F2F #58: When to hire the first operations profile

Hiring operations people is needed to scale a company. I'm sharing my take on when to hire them.

F2F #58: When to hire the first operations profile
Photo by CDC / Unsplash

Being a founder means being extra frugal, especially in the early years. We live constantly feeling like "I can do this myself" and then we get stuck in the "I should still do this myself" to avoid overspending.

I had a few conversations lately around this topic and I think we did it great at MarsBased back in the day, so here's my answer: when your team hits ten people, in your first company, in day one in successive companies.

This post is about when to hire a person who will help you to scale your company. It can be someone who deals with admin and accounting, but also HR or operations in general.
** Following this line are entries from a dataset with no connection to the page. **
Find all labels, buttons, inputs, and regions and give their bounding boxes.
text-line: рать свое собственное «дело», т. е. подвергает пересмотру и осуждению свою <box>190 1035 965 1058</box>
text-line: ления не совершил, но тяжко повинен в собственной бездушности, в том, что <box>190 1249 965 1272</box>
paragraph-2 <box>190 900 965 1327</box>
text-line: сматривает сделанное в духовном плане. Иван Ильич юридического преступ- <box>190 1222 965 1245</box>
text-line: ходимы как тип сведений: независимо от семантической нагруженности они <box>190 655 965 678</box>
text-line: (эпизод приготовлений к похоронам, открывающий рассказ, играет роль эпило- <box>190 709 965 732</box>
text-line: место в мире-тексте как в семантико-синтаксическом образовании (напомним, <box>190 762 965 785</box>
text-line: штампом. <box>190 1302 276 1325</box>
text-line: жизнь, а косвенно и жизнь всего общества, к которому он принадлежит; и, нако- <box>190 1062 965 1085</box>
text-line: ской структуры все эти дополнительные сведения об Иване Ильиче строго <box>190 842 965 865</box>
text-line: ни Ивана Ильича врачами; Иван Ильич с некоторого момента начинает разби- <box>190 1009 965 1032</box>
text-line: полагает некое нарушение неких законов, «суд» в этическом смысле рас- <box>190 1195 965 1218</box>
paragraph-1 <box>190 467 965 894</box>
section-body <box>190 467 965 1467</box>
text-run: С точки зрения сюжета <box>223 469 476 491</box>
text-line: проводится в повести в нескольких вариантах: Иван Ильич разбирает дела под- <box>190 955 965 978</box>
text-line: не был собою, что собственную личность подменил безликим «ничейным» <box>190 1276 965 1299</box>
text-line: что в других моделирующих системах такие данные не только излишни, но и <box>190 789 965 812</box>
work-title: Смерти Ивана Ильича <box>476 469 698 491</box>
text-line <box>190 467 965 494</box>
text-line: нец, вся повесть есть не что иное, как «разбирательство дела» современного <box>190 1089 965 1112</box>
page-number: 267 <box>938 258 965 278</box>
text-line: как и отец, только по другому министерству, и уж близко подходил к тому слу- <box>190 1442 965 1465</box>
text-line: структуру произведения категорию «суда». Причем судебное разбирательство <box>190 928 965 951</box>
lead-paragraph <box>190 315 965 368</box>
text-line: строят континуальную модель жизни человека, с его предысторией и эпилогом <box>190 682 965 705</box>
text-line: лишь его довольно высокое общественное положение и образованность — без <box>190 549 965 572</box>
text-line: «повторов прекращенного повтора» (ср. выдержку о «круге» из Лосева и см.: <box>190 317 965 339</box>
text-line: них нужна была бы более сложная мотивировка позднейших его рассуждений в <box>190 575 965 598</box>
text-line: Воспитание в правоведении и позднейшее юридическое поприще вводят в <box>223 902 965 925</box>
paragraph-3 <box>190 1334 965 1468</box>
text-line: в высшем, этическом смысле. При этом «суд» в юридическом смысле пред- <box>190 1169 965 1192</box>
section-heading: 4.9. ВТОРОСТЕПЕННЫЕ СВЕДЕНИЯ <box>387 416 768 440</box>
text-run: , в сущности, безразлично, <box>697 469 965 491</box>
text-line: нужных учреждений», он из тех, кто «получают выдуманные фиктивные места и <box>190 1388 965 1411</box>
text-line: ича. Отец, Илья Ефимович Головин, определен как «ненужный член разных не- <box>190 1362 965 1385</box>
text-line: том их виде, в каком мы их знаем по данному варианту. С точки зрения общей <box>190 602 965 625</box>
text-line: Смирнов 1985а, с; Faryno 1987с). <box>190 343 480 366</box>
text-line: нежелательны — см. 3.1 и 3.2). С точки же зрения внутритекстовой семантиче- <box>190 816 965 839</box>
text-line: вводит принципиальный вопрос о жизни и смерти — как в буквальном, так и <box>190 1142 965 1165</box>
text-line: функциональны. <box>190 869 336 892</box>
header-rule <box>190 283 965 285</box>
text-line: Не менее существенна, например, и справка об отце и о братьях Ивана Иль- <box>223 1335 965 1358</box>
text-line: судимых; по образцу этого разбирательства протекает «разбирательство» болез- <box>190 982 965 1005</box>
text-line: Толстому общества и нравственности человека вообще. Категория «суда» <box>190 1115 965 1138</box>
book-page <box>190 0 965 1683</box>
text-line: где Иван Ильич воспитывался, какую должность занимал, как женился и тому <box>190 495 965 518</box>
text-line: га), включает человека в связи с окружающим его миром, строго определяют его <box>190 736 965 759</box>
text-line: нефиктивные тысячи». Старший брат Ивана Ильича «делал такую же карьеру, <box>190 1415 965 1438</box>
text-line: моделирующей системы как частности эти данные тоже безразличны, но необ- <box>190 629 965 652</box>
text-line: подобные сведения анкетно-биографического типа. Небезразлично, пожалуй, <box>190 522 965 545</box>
Basically, a generalist, a workhorse, someone with a can-do attitude that'll help you to focus on what you do best, not on what needs to be done.

I will be henceforth referring to this person as "ops", for the sake of simplicity.

First-time founders: hold it 'til it hurts

When you're building your first company, you don't know what'll hurt you and when it will come your way. You also don't know how and when will you start making money, and this ops person is a non-billable profile, in a services company. He/she doesn't bring money directly, so it's a hard sell to investors or the board, as they will see him/her as another expense.

Luckily, being an independent company, we had to report to no one, only to ourselves. So in 2017, we decided to hire our first Office Manager.

We didn't know better and we thought that we needed an Office Manager because that's the closest to the job description we posted back in the day. Quite paradoxically, we've never had an office, so Bego wrote "I'm an office manager in an officeless company, so... what am I supposed to do?". Read it to understand what she was tasked with and what was expected of her, in case you want more details.

Back around that time, HR was still HR and the "People & Operations" (or, the short versions of "POPS") was still not so common, and "operations" only seemed too corporate for us. We also didn't know whether we were going to grow, so we decided to call the job "Office Manager" so she could take care of our little Martian Spaceship.

It took us months to decide that we should hire that profile. For a services company, to add a non-billable profile it means having to concede part of your margin (and thus, profits, and thus, dividends). But we did it for the future of the company.

Up until that point, I was running errands like printing business cards, printing documents, shipping laptops for our employees and booking coworking spaces and meeting rooms to meet clients, for instance, while my partners were also doing stuff like recruiting, sending invoices, buying flights for our employees and paying salaries.

When that amounted to something like 20-25% of our time, we decided that it was enough. If you do the math, billing an extra 20-25% of the time of the three co-founders would've greatly compensated for her salary, but to be frank, we never did that math. We didn't want to burden her with feeling like a net loss to the company, and she basically allowed us to focus on higher-level tasks and to bring more value to the company.

We started with a part-time contract, but a few weeks into it, we upgraded her to full-time, as it provided immediate returns in focus and mental bandwidth, greatly reducing our human error caused by being overworked and context switching.

That was a pivotal moment for MarsBased.

Second-time founders

My advice for second-time founders is to hire this profile right away - even if only part-time.

Why?

  • You already know the roadmap: You won't have to discover what kind of tasks you can delegate to the ops person and you will already know that he/she will never run out of tasks, if you do this correctly.
  • You have already done his/her job: You know how long does every task take, whom to contact, what the expected outcome is and whatnot. No need to learn the job before delegating it - you did it in the first company.
  • You have already delegated this job: Irrespective of whether you hire the same person or not, you have already seen what things can you delegate and which you can't. For instance, in our case, this role pays salaries and sends invoices to the clients, but I've heard from other founders that they couldn't delegate this part to someone else (and they put this face when I told them that we do -> 😱).

Every project I've started after MarsBased has always been with an ops person as either co-founder or contractor and they've had plenty of work from the get-go.

Bonus: When do I hire my second ops person?

The thing is, if you've done it right, you'll see the benefits of having this kind of profile. The more you weave them into the company core, the more instrumental they will become, and thus more empowered, making you feel more empowered in turn. It does come back.

In 2019, we changed our Office Manager for a more senior profile in that space and she became Head of People Operations, enabling us to grow further. This profile manages HR, accounting and operations even today.

We hired our second operations person in the shape of a Project Manager when we hit 20 people. While not strictly what you'd think of an operations person, she helped my co-founder Jordi to step away almost completely from project management to operate as COO/CFO 95% of his time. In turn, this enabled us to grow even further.

Now, we're 30 people and we've recently hired another People Ops person so we can internalise hiring, so she'll be working mostly doing HR. This move adds up to our internal cost, adding up to 3 non-billable profiles, but we know it'll be worth it.